そうだ。凜翔とは始まったばかり。こんなの、少し前の私からしたら贅沢すぎる悩みだ。
「大切にするよ。凜翔と、この恋を」
「うん。そうだよ、ひなた。あたしもさ、今回の引っ越しでイサキと離れ離れになることに不安はあるけど、好きな気持ちがあるから頑張るつもり!」
そうつぶやく心晴の声は、静かな決意に満ちていた。ずっと私と同じ位置にいたと思っていた心晴がすごく大人びて見える。
私もいつか、心晴のように揺るぎない気持ちで立てる日が来たらいいなと思った。
大学に着くと思ったよりたくさんの来場者がいて学内は騒然としていた。あえて早めに来た私達は、普段ない賑わいに気分を高まらせた。
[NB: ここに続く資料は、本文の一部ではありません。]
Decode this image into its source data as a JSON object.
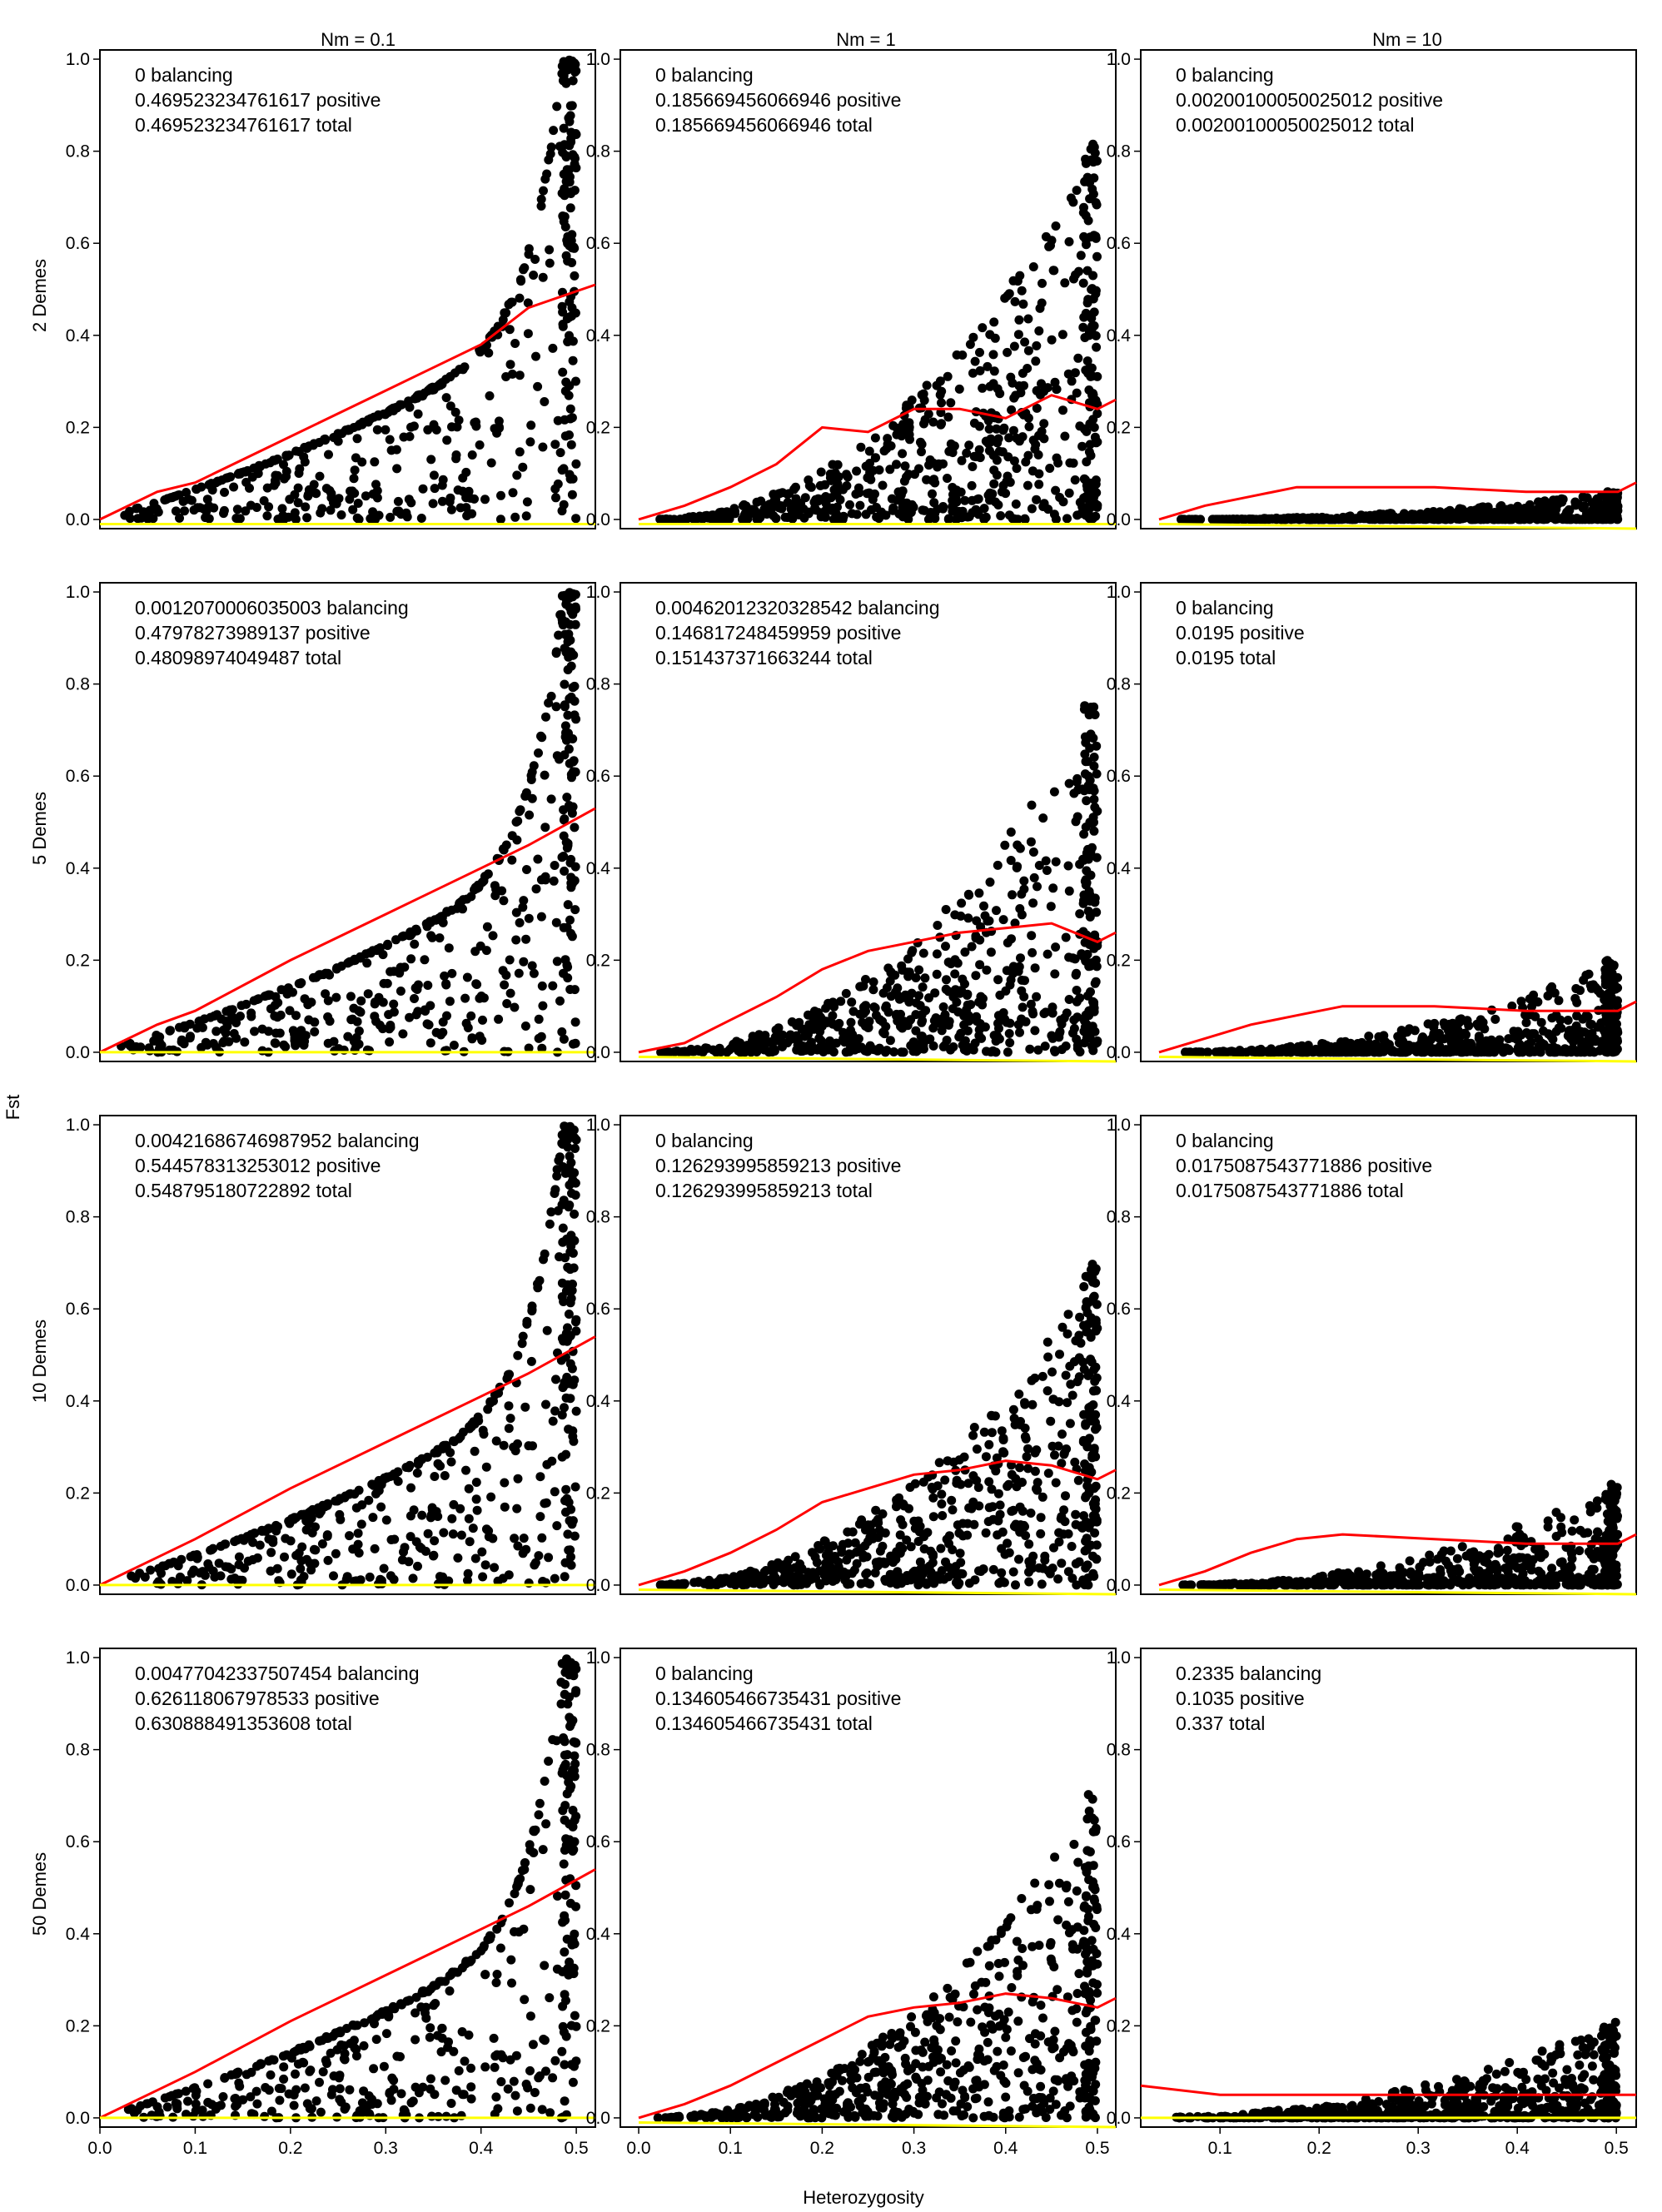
{
  "figure": {
    "x_axis_label": "Heterozygosity",
    "y_axis_label": "Fst",
    "column_titles": [
      "Nm = 0.1",
      "Nm = 1",
      "Nm = 10"
    ],
    "row_labels": [
      "2 Demes",
      "5 Demes",
      "10 Demes",
      "50 Demes"
    ],
    "colors": {
      "points": "#000000",
      "upper_quantile_line": "#ff0000",
      "lower_quantile_line": "#ffff00"
    }
  },
  "chart_data": [
    {
      "type": "scatter",
      "row": 0,
      "col": 0,
      "title": "Nm = 0.1",
      "ylabel": "2 Demes",
      "xlim": [
        0,
        0.52
      ],
      "ylim": [
        -0.02,
        1.02
      ],
      "annotations": [
        "0  balancing",
        "0.469523234761617  positive",
        "0.469523234761617  total"
      ],
      "stats": {
        "balancing": 0,
        "positive": 0.469523234761617,
        "total": 0.469523234761617
      },
      "series": [
        {
          "kind": "points",
          "upper_envelope_max": 1.0
        },
        {
          "kind": "red_line",
          "x": [
            0,
            0.06,
            0.1,
            0.2,
            0.3,
            0.4,
            0.45,
            0.52
          ],
          "y": [
            0,
            0.06,
            0.08,
            0.18,
            0.28,
            0.38,
            0.46,
            0.51
          ]
        },
        {
          "kind": "yellow_line",
          "x": [
            0,
            0.52
          ],
          "y": [
            -0.01,
            -0.01
          ]
        }
      ]
    },
    {
      "type": "scatter",
      "row": 0,
      "col": 1,
      "title": "Nm = 1",
      "ylabel": "2 Demes",
      "xlim": [
        -0.02,
        0.52
      ],
      "ylim": [
        -0.02,
        1.02
      ],
      "annotations": [
        "0  balancing",
        "0.185669456066946  positive",
        "0.185669456066946  total"
      ],
      "stats": {
        "balancing": 0,
        "positive": 0.185669456066946,
        "total": 0.185669456066946
      },
      "series": [
        {
          "kind": "points",
          "upper_envelope_max": 0.82
        },
        {
          "kind": "red_line",
          "x": [
            0,
            0.05,
            0.1,
            0.15,
            0.2,
            0.25,
            0.3,
            0.35,
            0.4,
            0.45,
            0.5,
            0.52
          ],
          "y": [
            0,
            0.03,
            0.07,
            0.12,
            0.2,
            0.19,
            0.24,
            0.24,
            0.22,
            0.27,
            0.24,
            0.26
          ]
        },
        {
          "kind": "yellow_line",
          "x": [
            0,
            0.52
          ],
          "y": [
            -0.01,
            -0.01
          ]
        }
      ]
    },
    {
      "type": "scatter",
      "row": 0,
      "col": 2,
      "title": "Nm = 10",
      "ylabel": "2 Demes",
      "xlim": [
        -0.02,
        0.52
      ],
      "ylim": [
        -0.02,
        1.02
      ],
      "annotations": [
        "0  balancing",
        "0.00200100050025012  positive",
        "0.00200100050025012  total"
      ],
      "stats": {
        "balancing": 0,
        "positive": 0.00200100050025012,
        "total": 0.00200100050025012
      },
      "series": [
        {
          "kind": "points",
          "upper_envelope_max": 0.06
        },
        {
          "kind": "red_line",
          "x": [
            0,
            0.05,
            0.1,
            0.15,
            0.2,
            0.3,
            0.4,
            0.5,
            0.52
          ],
          "y": [
            0,
            0.03,
            0.05,
            0.07,
            0.07,
            0.07,
            0.06,
            0.06,
            0.08
          ]
        },
        {
          "kind": "yellow_line",
          "x": [
            0,
            0.52
          ],
          "y": [
            -0.01,
            -0.02
          ]
        }
      ]
    },
    {
      "type": "scatter",
      "row": 1,
      "col": 0,
      "title": "Nm = 0.1",
      "ylabel": "5 Demes",
      "xlim": [
        0,
        0.52
      ],
      "ylim": [
        -0.02,
        1.02
      ],
      "annotations": [
        "0.0012070006035003  balancing",
        "0.47978273989137  positive",
        "0.48098974049487  total"
      ],
      "stats": {
        "balancing": 0.0012070006035003,
        "positive": 0.47978273989137,
        "total": 0.48098974049487
      },
      "series": [
        {
          "kind": "points",
          "upper_envelope_max": 1.0
        },
        {
          "kind": "red_line",
          "x": [
            0,
            0.06,
            0.1,
            0.2,
            0.3,
            0.4,
            0.45,
            0.52
          ],
          "y": [
            0,
            0.06,
            0.09,
            0.2,
            0.3,
            0.4,
            0.45,
            0.53
          ]
        },
        {
          "kind": "yellow_line",
          "x": [
            0,
            0.52
          ],
          "y": [
            0,
            0.0
          ]
        }
      ]
    },
    {
      "type": "scatter",
      "row": 1,
      "col": 1,
      "title": "Nm = 1",
      "ylabel": "5 Demes",
      "xlim": [
        -0.02,
        0.52
      ],
      "ylim": [
        -0.02,
        1.02
      ],
      "annotations": [
        "0.00462012320328542  balancing",
        "0.146817248459959  positive",
        "0.151437371663244  total"
      ],
      "stats": {
        "balancing": 0.00462012320328542,
        "positive": 0.146817248459959,
        "total": 0.151437371663244
      },
      "series": [
        {
          "kind": "points",
          "upper_envelope_max": 0.76
        },
        {
          "kind": "red_line",
          "x": [
            0,
            0.05,
            0.1,
            0.15,
            0.2,
            0.25,
            0.3,
            0.35,
            0.4,
            0.45,
            0.5,
            0.52
          ],
          "y": [
            0,
            0.02,
            0.07,
            0.12,
            0.18,
            0.22,
            0.24,
            0.26,
            0.27,
            0.28,
            0.24,
            0.26
          ]
        },
        {
          "kind": "yellow_line",
          "x": [
            0,
            0.52
          ],
          "y": [
            -0.01,
            -0.02
          ]
        }
      ]
    },
    {
      "type": "scatter",
      "row": 1,
      "col": 2,
      "title": "Nm = 10",
      "ylabel": "5 Demes",
      "xlim": [
        -0.02,
        0.52
      ],
      "ylim": [
        -0.02,
        1.02
      ],
      "annotations": [
        "0  balancing",
        "0.0195  positive",
        "0.0195  total"
      ],
      "stats": {
        "balancing": 0,
        "positive": 0.0195,
        "total": 0.0195
      },
      "series": [
        {
          "kind": "points",
          "upper_envelope_max": 0.2
        },
        {
          "kind": "red_line",
          "x": [
            0,
            0.05,
            0.1,
            0.15,
            0.2,
            0.3,
            0.4,
            0.5,
            0.52
          ],
          "y": [
            0,
            0.03,
            0.06,
            0.08,
            0.1,
            0.1,
            0.09,
            0.09,
            0.11
          ]
        },
        {
          "kind": "yellow_line",
          "x": [
            0,
            0.52
          ],
          "y": [
            -0.01,
            -0.02
          ]
        }
      ]
    },
    {
      "type": "scatter",
      "row": 2,
      "col": 0,
      "title": "Nm = 0.1",
      "ylabel": "10 Demes",
      "xlim": [
        0,
        0.52
      ],
      "ylim": [
        -0.02,
        1.02
      ],
      "annotations": [
        "0.00421686746987952  balancing",
        "0.544578313253012  positive",
        "0.548795180722892  total"
      ],
      "stats": {
        "balancing": 0.00421686746987952,
        "positive": 0.544578313253012,
        "total": 0.548795180722892
      },
      "series": [
        {
          "kind": "points",
          "upper_envelope_max": 1.0
        },
        {
          "kind": "red_line",
          "x": [
            0,
            0.06,
            0.1,
            0.2,
            0.3,
            0.4,
            0.45,
            0.52
          ],
          "y": [
            0,
            0.06,
            0.1,
            0.21,
            0.31,
            0.41,
            0.46,
            0.54
          ]
        },
        {
          "kind": "yellow_line",
          "x": [
            0,
            0.52
          ],
          "y": [
            0,
            0.0
          ]
        }
      ]
    },
    {
      "type": "scatter",
      "row": 2,
      "col": 1,
      "title": "Nm = 1",
      "ylabel": "10 Demes",
      "xlim": [
        -0.02,
        0.52
      ],
      "ylim": [
        -0.02,
        1.02
      ],
      "annotations": [
        "0  balancing",
        "0.126293995859213  positive",
        "0.126293995859213  total"
      ],
      "stats": {
        "balancing": 0,
        "positive": 0.126293995859213,
        "total": 0.126293995859213
      },
      "series": [
        {
          "kind": "points",
          "upper_envelope_max": 0.7
        },
        {
          "kind": "red_line",
          "x": [
            0,
            0.05,
            0.1,
            0.15,
            0.2,
            0.25,
            0.3,
            0.35,
            0.4,
            0.45,
            0.5,
            0.52
          ],
          "y": [
            0,
            0.03,
            0.07,
            0.12,
            0.18,
            0.21,
            0.24,
            0.25,
            0.27,
            0.26,
            0.23,
            0.25
          ]
        },
        {
          "kind": "yellow_line",
          "x": [
            0,
            0.52
          ],
          "y": [
            -0.01,
            -0.02
          ]
        }
      ]
    },
    {
      "type": "scatter",
      "row": 2,
      "col": 2,
      "title": "Nm = 10",
      "ylabel": "10 Demes",
      "xlim": [
        -0.02,
        0.52
      ],
      "ylim": [
        -0.02,
        1.02
      ],
      "annotations": [
        "0  balancing",
        "0.0175087543771886  positive",
        "0.0175087543771886  total"
      ],
      "stats": {
        "balancing": 0,
        "positive": 0.0175087543771886,
        "total": 0.0175087543771886
      },
      "series": [
        {
          "kind": "points",
          "upper_envelope_max": 0.22
        },
        {
          "kind": "red_line",
          "x": [
            0,
            0.05,
            0.1,
            0.15,
            0.2,
            0.3,
            0.4,
            0.5,
            0.52
          ],
          "y": [
            0,
            0.03,
            0.07,
            0.1,
            0.11,
            0.1,
            0.09,
            0.09,
            0.11
          ]
        },
        {
          "kind": "yellow_line",
          "x": [
            0,
            0.52
          ],
          "y": [
            -0.01,
            -0.02
          ]
        }
      ]
    },
    {
      "type": "scatter",
      "row": 3,
      "col": 0,
      "title": "Nm = 0.1",
      "ylabel": "50 Demes",
      "xlim": [
        0,
        0.52
      ],
      "ylim": [
        -0.02,
        1.02
      ],
      "annotations": [
        "0.00477042337507454  balancing",
        "0.626118067978533  positive",
        "0.630888491353608  total"
      ],
      "stats": {
        "balancing": 0.00477042337507454,
        "positive": 0.626118067978533,
        "total": 0.630888491353608
      },
      "series": [
        {
          "kind": "points",
          "upper_envelope_max": 1.0
        },
        {
          "kind": "red_line",
          "x": [
            0,
            0.06,
            0.1,
            0.2,
            0.3,
            0.4,
            0.45,
            0.52
          ],
          "y": [
            0,
            0.06,
            0.1,
            0.21,
            0.31,
            0.41,
            0.46,
            0.54
          ]
        },
        {
          "kind": "yellow_line",
          "x": [
            0,
            0.52
          ],
          "y": [
            0,
            0.0
          ]
        }
      ]
    },
    {
      "type": "scatter",
      "row": 3,
      "col": 1,
      "title": "Nm = 1",
      "ylabel": "50 Demes",
      "xlim": [
        -0.02,
        0.52
      ],
      "ylim": [
        -0.02,
        1.02
      ],
      "annotations": [
        "0  balancing",
        "0.134605466735431  positive",
        "0.134605466735431  total"
      ],
      "stats": {
        "balancing": 0,
        "positive": 0.134605466735431,
        "total": 0.134605466735431
      },
      "series": [
        {
          "kind": "points",
          "upper_envelope_max": 0.71
        },
        {
          "kind": "red_line",
          "x": [
            0,
            0.05,
            0.1,
            0.15,
            0.2,
            0.25,
            0.3,
            0.35,
            0.4,
            0.45,
            0.5,
            0.52
          ],
          "y": [
            0,
            0.03,
            0.07,
            0.12,
            0.17,
            0.22,
            0.24,
            0.25,
            0.27,
            0.26,
            0.24,
            0.26
          ]
        },
        {
          "kind": "yellow_line",
          "x": [
            0,
            0.52
          ],
          "y": [
            -0.01,
            -0.02
          ]
        }
      ]
    },
    {
      "type": "scatter",
      "row": 3,
      "col": 2,
      "title": "Nm = 10",
      "ylabel": "50 Demes",
      "xlim": [
        0.02,
        0.52
      ],
      "ylim": [
        -0.02,
        1.02
      ],
      "annotations": [
        "0.2335  balancing",
        "0.1035  positive",
        "0.337  total"
      ],
      "stats": {
        "balancing": 0.2335,
        "positive": 0.1035,
        "total": 0.337
      },
      "series": [
        {
          "kind": "points",
          "upper_envelope_max": 0.21
        },
        {
          "kind": "red_line",
          "x": [
            0.02,
            0.1,
            0.2,
            0.3,
            0.4,
            0.5,
            0.52
          ],
          "y": [
            0.07,
            0.05,
            0.05,
            0.05,
            0.05,
            0.05,
            0.05
          ]
        },
        {
          "kind": "yellow_line",
          "x": [
            0.02,
            0.52
          ],
          "y": [
            0.0,
            0.0
          ]
        }
      ]
    }
  ]
}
「ひなたんとこの大学祭、年々人多くなってない!?すごっ」
「そうだね。有名人呼んでる効果かも。でも、有名人が来るのは明日の野外ライブなのにな〜」
もう少しゆっくり色々見て回ろうかと思っていたけど、来場者のためにセッティングされた講堂のテーブルセットはほぼ全席埋まっていて、私達が座れそうなのは風の当たる外のテラス席だけだった。それでも、テラス席にもまばらに人の姿がある。
「ごめんね、心晴。外の席しかなくて」
「大丈夫大丈夫!コート着てるし全然寒くないから」
元気に笑う心晴を連れてテラス席に着くと、優が声をかけてきた。彼にしては珍しく、ジャージに腰だけエプロンを巻いたラフな格好をしている。